The study says that in 2014, heroin and opiates were involved in 13 percent of drug arrests among males and 15 percent among females. It adds that the San Diego County medical examiner notes heroin continues to be the drug most frequently involved in unintentional deaths since 2005. According to the study, the examiner's office says that heroin is the most common drug/medication in individuals between 20 and 39 years of age. The study also says that 25 percent of treatment admissions countywide were for heroin as the primary drug of choice, up from 19 percent in 2009.
Since 2002, heroin use in the United States has risen along with heroin-related deaths.

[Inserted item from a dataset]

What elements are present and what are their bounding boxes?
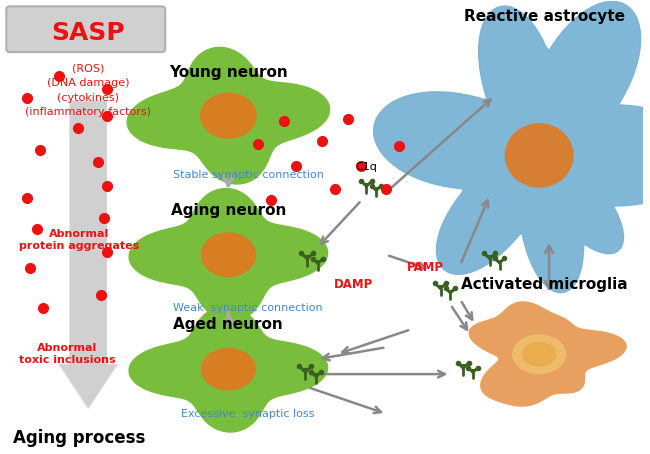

According to the Centers for Disease Control and Prevention, the rate of past-year heroin use jumped 63 percent, from 1.6 per 1,000 persons age 12 and older in 2002 to 2.6 in 2012, while the number of heroin-related deaths quadrupled, from .7 to 2.7 deaths per 100,000.
The SANDAG study looks at soon-to-be released local Substance Abuse Monitoring data in relation to the individuals who were interviewed (646 who were not positive for opiates and 100 who were). It found that, while there was no significant difference in opiate-positive rates by age, there was a difference by ethnicity, with 20 percent of white arrestees testing positive compared with 9 percent of Hispanics and 6 percent of blacks. For gender, while the difference in positive rates was not significant, females reported using heroin significantly more days per month on average than males (15.3 versus 8.7).
More than eight in ten (83 percent) of those persons positive for opiates were also positive for methamphetamines, compared with 55 percent of those not positive for opiates. About half (46 percent) of arrestees positive for opiates were also positive for marijuana, and 4 percent were positive for cocaine.
Arrestees who tested positive for opiates were more likely to report ever having been homeless (73 percent versus 58 percent) and were also more likely to report being unemployed and looking for work (69 percent versus 56 percent).
More than six in ten (63 percent) of those who said they had used heroin reported injecting it; and of these, 81 percent said they had injected in the past year. About four in ten (43 percent) of those positive for opiates who reported injecting also reported that they shared their needles.
Those positive for opiates were more likely to report they had a mental health diagnosis for some type of disorder (39 percent versus 28 percent) and also that they had previously thought about taking their own lives (43 percent versus 25 percent). Some 24 percent of those positive for opiates said they had been approached to transport drugs across the border from Mexico, compared with 13 percent of those who weren’t positive.